A more holistic approach to restoration—addressing causes of habitat degradation rather than symptoms — addresses the underlying water quality limitations and spawning locations in the Shasta River while providing access to locations where oversummering habitat is available (Jeffres and Moyle, 2012).  One example comes from the efforts of The Nature Conservancy, aided by scientists from UC Davis, to improve habitat and water temperatures in areas accessible to coho salmon.  This successful approach focuses on all of the fresh water life stages of the fish and has helped to keep coho going in the watershed.

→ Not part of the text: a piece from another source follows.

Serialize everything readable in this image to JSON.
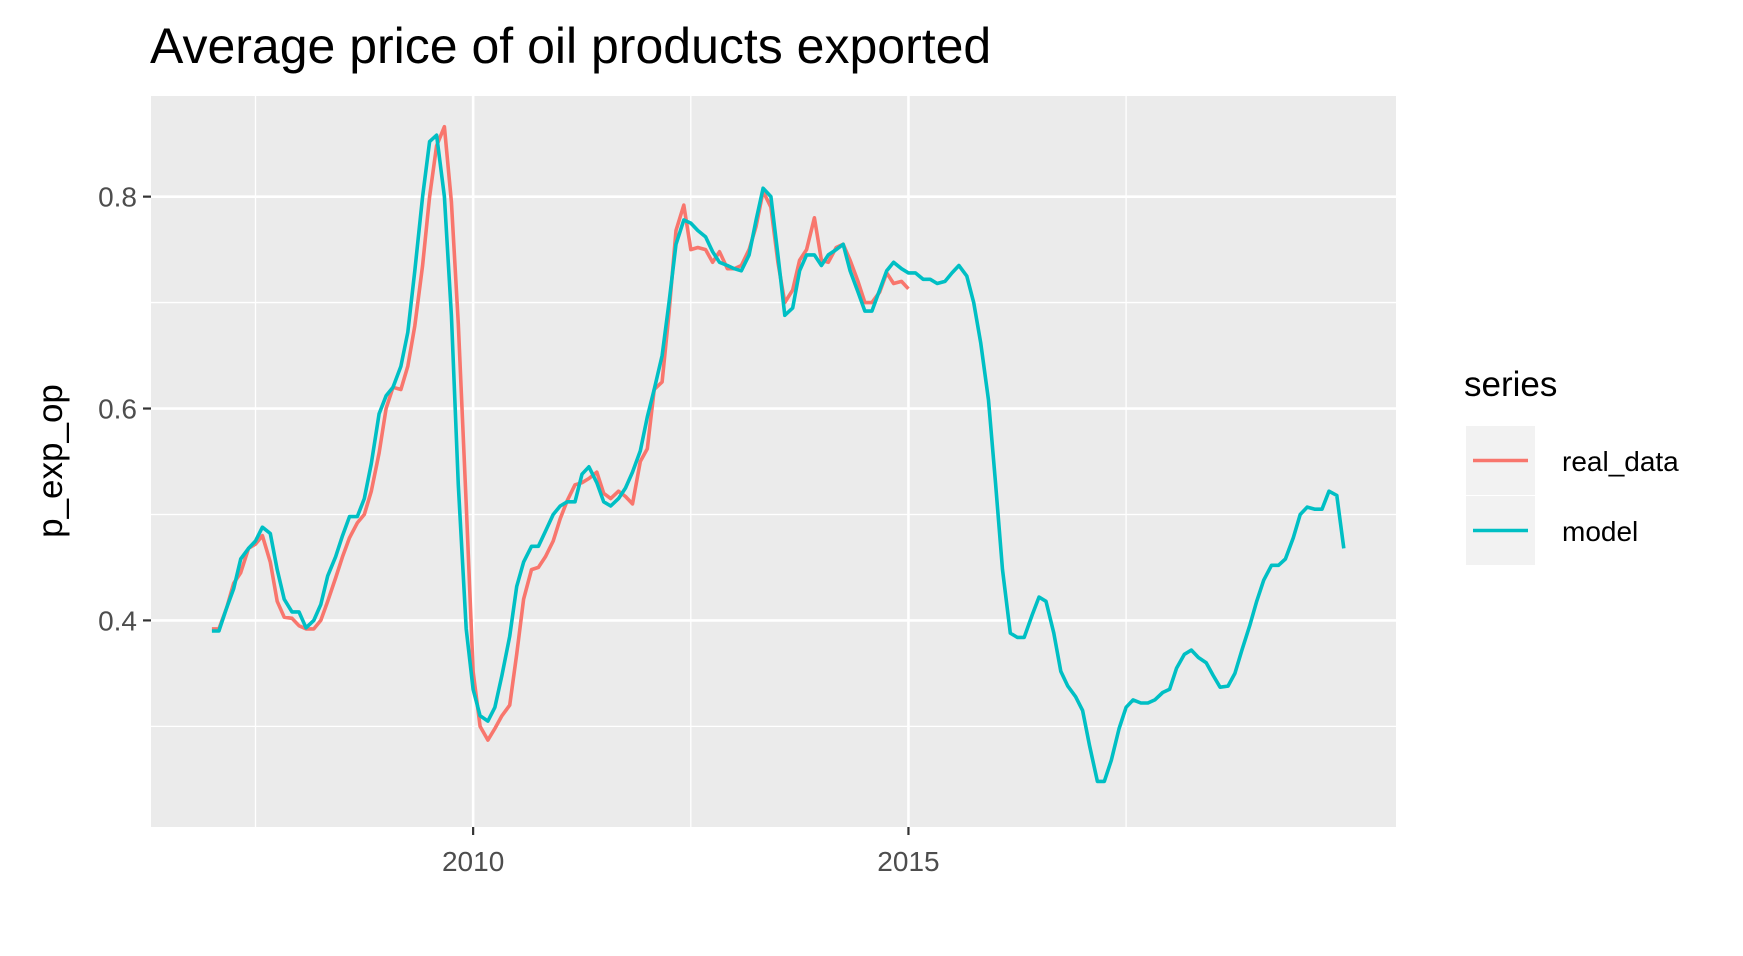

Ecological traps occur in many settings where efforts are underway to restore habitats in California.  Ecosystem-based approaches, rather than the more common species-specific or life stage-specific approaches, are more likely to be successful at avoiding the creation of these traps.

Further Reading:

Hawlena, D., Saltz, D., Abramsky, Z. & Bouskila, A. (2010). Ecological Trap for Desert Lizards Caused by Anthropogenic Changes in Habitat Structure that Favor Predator Activity. Conservation Biology 24, 803-809.

Jeffres, C. & Moyle, P. (2012). When Good Fish Make Bad Decisions: Coho Salmon in an Ecological Trap (PDF). North American Journal of Fisheries Management 32, 87-92.

Null, S. E., Deas, M. L. & Lund, J. R. (2010). Flow and water temperature simulation for habitat restoration in the Shatsa River, California. River Research and Applications 26, 663-681.

Robertson, B. A. & Hutto, R. L. (2007). Is selectively harvested forest an ecological trap for Olive-sided Flycatchers? Condor 109, 109-121.

Robertson, G. A. & Hutto, R. L. (2006). A framework for understanding ecological traps and an evaluation of existing evidence. Ecology (Washington D C) 87, 1075-1085.